Re: Problems removing an element from a std::set using a reverse_iterator

From: (Carl Barron)
Sat, 14 Jul 2007 14:32:35 CST
irotas <> wrote:

The article states that option 1 is fine for all standard containers
*except* for std::string and std::vector, which often implement
iterators as built-in pointers (C++ imposes the constraint that
pointers returned from functions may not be modified).

   chapter and verse please. this implies that
    char *p = "abzxycd";
   if(*(strchr(p,'z')+3) !='c') {/* */}
    is illegal , [not safe but it is legal]

However, the
article claims that option 2 works for all standard containers, and
therefore is the preferred technique.

   I do see a huge problem with your code. You are invalidating the
reverse_iterator by invalidating its 'base iterator'.

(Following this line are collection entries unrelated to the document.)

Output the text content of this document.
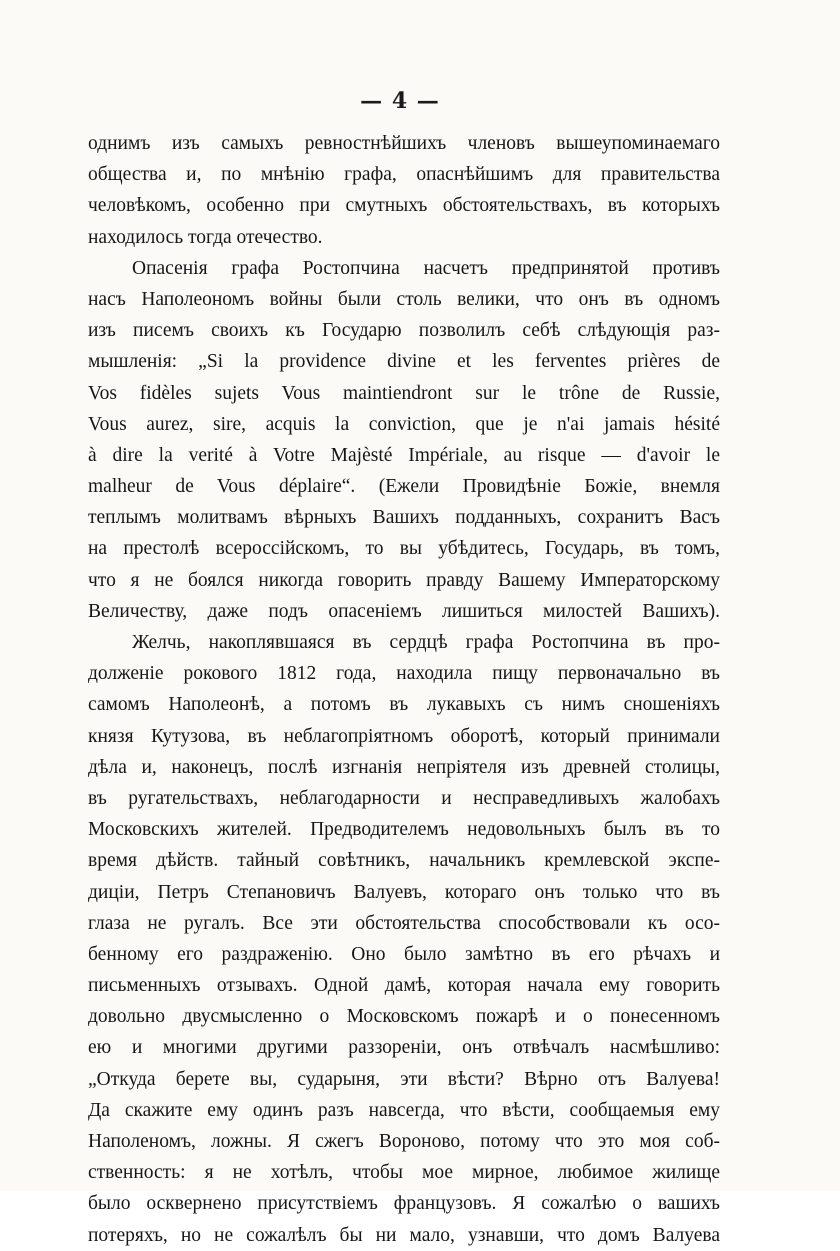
— 4 —
однимъ изъ самыхъ ревностнѣйшихъ членовъ вышеупоминаемаго
общества и, по мнѣнію графа, опаснѣйшимъ для правительства
человѣкомъ, особенно при смутныхъ обстоятельствахъ, въ которыхъ
находилось тогда отечество.
Опасенія графа Ростопчина насчетъ предпринятой противъ
насъ Наполеономъ войны были столь велики, что онъ въ одномъ
изъ писемъ своихъ къ Государю позволилъ себѣ слѣдующія раз-
мышленія: „Si la providence divine et les ferventes prières de
Vos fidèles sujets Vous maintiendront sur le trône de Russie,
Vous aurez, sire, acquis la conviction, que je n'ai jamais hésité
à dire la verité à Votre Majèsté Impériale, au risque — d'avoir le
malheur de Vous déplaire“. (Ежели Провидѣніе Божіе, внемля
теплымъ молитвамъ вѣрныхъ Вашихъ подданныхъ, сохранитъ Васъ
на престолѣ всероссійскомъ, то вы убѣдитесь, Государь, въ томъ,
что я не боялся никогда говорить правду Вашему Императорскому
Величеству, даже подъ опасеніемъ лишиться милостей Вашихъ).
Желчь, накоплявшаяся въ сердцѣ графа Ростопчина въ про-
долженіе рокового 1812 года, находила пищу первоначально въ
самомъ Наполеонѣ, а потомъ въ лукавыхъ съ нимъ сношеніяхъ
князя Кутузова, въ неблагопріятномъ оборотѣ, который принимали
дѣла и, наконецъ, послѣ изгнанія непріятеля изъ древней столицы,
въ ругательствахъ, неблагодарности и несправедливыхъ жалобахъ
Московскихъ жителей. Предводителемъ недовольныхъ былъ въ то
время дѣйств. тайный совѣтникъ, начальникъ кремлевской экспе-
диціи, Петръ Степановичъ Валуевъ, котораго онъ только что въ
глаза не ругалъ. Все эти обстоятельства способствовали къ осо-
бенному его раздраженію. Оно было замѣтно въ его рѣчахъ и
письменныхъ отзывахъ. Одной дамѣ, которая начала ему говорить
довольно двусмысленно о Московскомъ пожарѣ и о понесенномъ
ею и многими другими раззореніи, онъ отвѣчалъ насмѣшливо:
„Откуда берете вы, сударыня, эти вѣсти? Вѣрно отъ Валуева!
Да скажите ему одинъ разъ навсегда, что вѣсти, сообщаемыя ему
Наполеномъ, ложны. Я сжегъ Вороново, потому что это моя соб-
ственность: я не хотѣлъ, чтобы мое мирное, любимое жилище
было осквернено присутствіемъ французовъ. Я сожалѣю о вашихъ
потеряхъ, но не сожалѣлъ бы ни мало, узнавши, что домъ Валуева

    first you find the last entry . thats ok then you erase that entry
   noe you increment the reverse iterator , decrementing the base
iterator so it no points to the erased element. that is you are doing
this under the hood:
    std::set<unsigned int>::iterator it = my_set.end();
    while (it != my_set.begin()
        std::set<unsigned int>::iterator tmp = it; --tmp;
        --it; // Ouch it now points to erased element if it was erased.

    You need to do something like.

    template <class Cont, class Pred>
    void erase_backward_if(Cont &c, Pred pred)
       typename Cont::iterator it;
       typename Cont::reverse_iterator rit;

       // find the first to remove
       rit = std::find_if(c.rbegin(),c.rend(), pred);
       // while any to remove.
       while(rit != c.rend())
         // copy the base iterator to erase to it for safe keeping
          it = --(rit.begin());
          // 'advance' the reverse iterator
          rit = std::find_if(++rit,c.rend(),pred());
          // now erase the elment pointed to by it.

   now the data is not removed from the container until the
reverse_iterator has moved to the 'next position' and beyond.

Of course this is O(N) but apparently that is not a problem.